Strategia walki z COVID-19 w wielu krajach wykazuje liczne podobieństwa, niezależnie od tego, czy weźmiemy pod uwagę Stany Zjednoczone, Wielką Brytanię, Niemcy, Chiny czy Koreę Południową, pomimo że niektóre rządy kładą większy nacisk na to, czym inne zdają się nie zaprzątać sobie większej uwagi.
Co do zasady duży nacisk kładzie się na zapobieganie zakażeniom (dystansowanie społeczne, zakrywanie nosa i ust), wczesne wykrywanie przypadków, izolowanie chorych z koronawirusem, kierowanie na kwarantannę osób mających kontakt z osobami faktycznie lub prawdopodobnie zakażonymi, śledzenie ich kontaktów oraz testowanie, co – jak się wydaje – długo pozostanie złotym standardem w diagnostyce SARS-CoV-2.
Nie powinno zaskakiwać i to, że te cechy wspólne mocno korespondują z zaleceniami m.in. ONZ-owskiej WHO, amerykańskiej CDC i unijnej ECDC. Ważny obszar działań ma stanowić wykrywanie i kontrola ognisk choroby, zwłaszcza w opiece zdrowotnej i placówkach świadczących opiekę długoterminową. Ma temu towarzyszyć ochrona grup wysokiego ryzyka (m.in. seniorów i pacjentów z chorobami przewlekłymi).

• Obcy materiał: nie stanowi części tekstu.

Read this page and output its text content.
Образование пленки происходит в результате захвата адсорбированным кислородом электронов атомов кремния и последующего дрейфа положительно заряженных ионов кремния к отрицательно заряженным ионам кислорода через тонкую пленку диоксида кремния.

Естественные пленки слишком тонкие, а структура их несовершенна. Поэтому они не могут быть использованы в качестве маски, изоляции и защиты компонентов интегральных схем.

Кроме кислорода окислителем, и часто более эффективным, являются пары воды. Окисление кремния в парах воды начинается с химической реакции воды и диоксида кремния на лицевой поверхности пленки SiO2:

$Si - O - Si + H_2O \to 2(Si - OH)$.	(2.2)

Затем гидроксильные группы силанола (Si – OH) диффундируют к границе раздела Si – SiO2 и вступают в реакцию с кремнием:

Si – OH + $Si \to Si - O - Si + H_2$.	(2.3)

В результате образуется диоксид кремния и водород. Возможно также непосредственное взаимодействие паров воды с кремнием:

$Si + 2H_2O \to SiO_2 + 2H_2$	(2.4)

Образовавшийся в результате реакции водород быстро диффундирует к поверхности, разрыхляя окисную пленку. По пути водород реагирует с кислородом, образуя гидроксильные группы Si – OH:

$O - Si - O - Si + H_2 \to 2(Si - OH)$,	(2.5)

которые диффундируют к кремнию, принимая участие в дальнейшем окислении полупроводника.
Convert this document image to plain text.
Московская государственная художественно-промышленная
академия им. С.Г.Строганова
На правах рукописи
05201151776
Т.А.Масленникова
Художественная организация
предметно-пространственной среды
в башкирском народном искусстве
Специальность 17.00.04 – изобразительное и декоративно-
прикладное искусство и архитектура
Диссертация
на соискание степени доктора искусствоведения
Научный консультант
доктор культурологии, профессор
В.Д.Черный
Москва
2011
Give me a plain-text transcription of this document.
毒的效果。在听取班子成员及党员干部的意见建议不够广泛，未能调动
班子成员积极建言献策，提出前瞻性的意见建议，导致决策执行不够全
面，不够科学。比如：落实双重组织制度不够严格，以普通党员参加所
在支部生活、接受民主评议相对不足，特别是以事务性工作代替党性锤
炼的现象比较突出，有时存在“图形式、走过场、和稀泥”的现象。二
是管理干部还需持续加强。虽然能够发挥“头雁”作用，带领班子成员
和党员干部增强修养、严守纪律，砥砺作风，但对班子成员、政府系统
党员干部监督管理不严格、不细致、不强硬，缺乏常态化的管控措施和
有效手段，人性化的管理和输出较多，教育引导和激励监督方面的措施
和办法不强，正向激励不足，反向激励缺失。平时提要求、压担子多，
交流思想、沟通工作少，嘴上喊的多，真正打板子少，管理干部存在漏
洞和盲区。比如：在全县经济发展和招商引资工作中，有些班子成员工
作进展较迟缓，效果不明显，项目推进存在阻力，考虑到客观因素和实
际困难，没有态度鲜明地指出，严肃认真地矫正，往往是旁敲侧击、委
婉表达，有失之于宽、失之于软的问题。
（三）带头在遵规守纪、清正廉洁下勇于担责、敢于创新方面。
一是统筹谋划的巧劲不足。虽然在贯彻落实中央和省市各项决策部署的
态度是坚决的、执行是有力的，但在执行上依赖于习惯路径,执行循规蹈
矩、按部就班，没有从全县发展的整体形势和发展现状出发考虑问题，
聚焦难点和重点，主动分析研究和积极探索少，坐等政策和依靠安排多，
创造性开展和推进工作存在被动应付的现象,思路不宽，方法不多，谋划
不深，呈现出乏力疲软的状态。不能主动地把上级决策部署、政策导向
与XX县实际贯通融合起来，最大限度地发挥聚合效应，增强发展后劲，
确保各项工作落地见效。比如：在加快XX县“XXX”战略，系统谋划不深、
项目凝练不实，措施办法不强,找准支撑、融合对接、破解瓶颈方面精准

Zapewne zostaną utrzymane kontrole osób powracających z krajów wysokiego ryzyka. O ile na początku pandemii sporo osób krytykowało m.in. Niemcy za różne tempo wprowadzania ograniczeń przez kraje związkowe, a USA za to, że każdy stan przyjął odmienny model działania, o tyle teraz nikogo nie dziwi, że z uwagi na odmienną sytuację epidemiologiczną w jednych regionach czy miastach są większe restrykcje niż w innych.
Takie podejście zastosowano niedawno w Belgii (godzina policyjna w Antwerpii, wyjście z domu między 23.30 a 6.00 dozwolone tylko do pracy lub szpitala) i w Polsce (dodatkowe obostrzenia w powiatach zaliczonych do stref żółtej i czerwonej). Nie do przecenienia są działania informacyjne i edukacyjne, choć każde państwo prowadzi je na swój sposób, a z oceną ich efektów warto zaczekać.